Relational Aggression As a Form of Sociability Among Girls

Wednesday, 13 July 2016
Location: Übungsraum 4A KS (Neues Institutsgebäude (NIG))
Distributed Paper
Jamile GUIMARAES, Universidade de São Paulo, Brazil
Cristiane CABRAL, Universidade de São Paulo, Brazil
Neia SCHOR, Universidade de São Paulo, Brazil
This study analyzes conflicting relationships as a form of sociability that occurs in a game of differences and oppositions. An ethnographic study was conducted on two public schools with 11-15 year-old girls. The methodological techniques used were, participant observation, informal conversations, and in-depth interviews. In groups of girls conflicts are motivated by competition, group regulation and friendship protection. According to the interviewees, falsehood is a common feature, and based on this perception, they develop close, but fragile, relationships, which in turn tend to magnify the potential for conflict, which leads to long-term intimidation and aggression patterns. This is how the group exerts collective authority, and sets boundaries and discipline, what is, or isn't, acceptable in terms of personal exposure and moral conduct.
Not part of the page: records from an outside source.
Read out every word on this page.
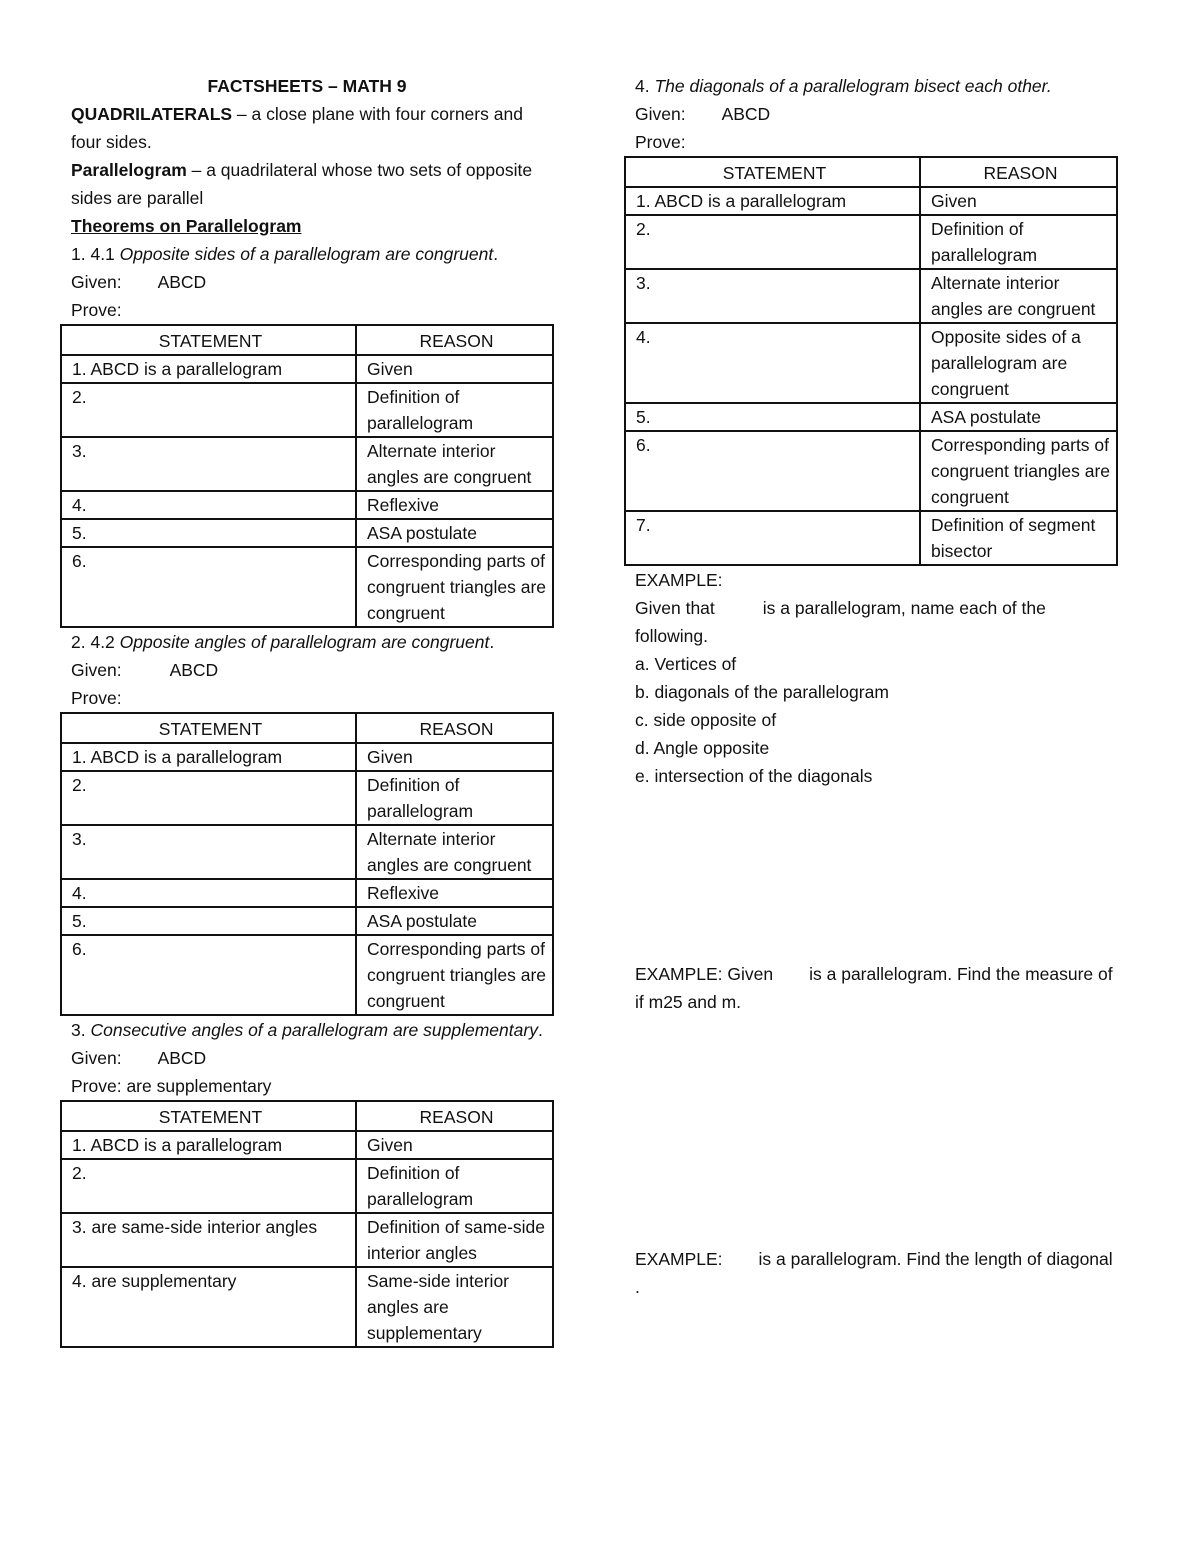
FACTSHEETS – MATH 9
QUADRILATERALS – a close plane with four corners and four sides.
Parallelogram – a quadrilateral whose two sets of opposite sides are parallel
Theorems on Parallelogram
1. 4.1 Opposite sides of a parallelogram are congruent.
Given: ABCD
Prove:
STATEMENT	REASON
1. ABCD is a parallelogram	Given
2.	Definition of parallelogram
3.	Alternate interior angles are congruent
4.	Reflexive
5.	ASA postulate
6.	Corresponding parts of congruent triangles are congruent
2. 4.2 Opposite angles of parallelogram are congruent.
Given:	ABCD
Prove:
STATEMENT	REASON
1. ABCD is a parallelogram	Given
2.	Definition of parallelogram
3.	Alternate interior angles are congruent
4.	Reflexive
5.	ASA postulate
6.	Corresponding parts of congruent triangles are congruent
3. Consecutive angles of a parallelogram are supplementary.
Given: ABCD
Prove: are supplementary
STATEMENT	REASON
1. ABCD is a parallelogram	Given
2.	Definition of parallelogram
3. are same-side interior angles	Definition of same-side interior angles
4. are supplementary	Same-side interior angles are supplementary
4. The diagonals of a parallelogram bisect each other.
Given: ABCD
Prove:
STATEMENT	REASON
1. ABCD is a parallelogram	Given
2.	Definition of parallelogram
3.	Alternate interior angles are congruent
4.	Opposite sides of a parallelogram are congruent
5.	ASA postulate
6.	Corresponding parts of congruent triangles are congruent
7.	Definition of segment bisector
EXAMPLE:
Given that	is a parallelogram, name each of the following.
a. Vertices of
b. diagonals of the parallelogram
c. side opposite of
d. Angle opposite
e. intersection of the diagonals
EXAMPLE: Given is a parallelogram. Find the measure of if m25 and m.
EXAMPLE: is a parallelogram. Find the length of diagonal .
Practices of exclusion, isolation and depreciation are a form of social interaction in which peer alignment and social hierarchy positions are negotiated. Relational aggression emerges as a practice and speech of control, surveillance and punishment of behavior that deviates from gender standards. Aggression (physical, verbal or psychological) integrates the process of negotiation and assertion of identity, and stands as a resource for social ascension or the expansion of its influence over its peers. In popularity disputes, rumors and gossip expose deprecated forms of femininity, but also engender excitement and entertainment in an environment marked by rigid rules of coexistence and behavior.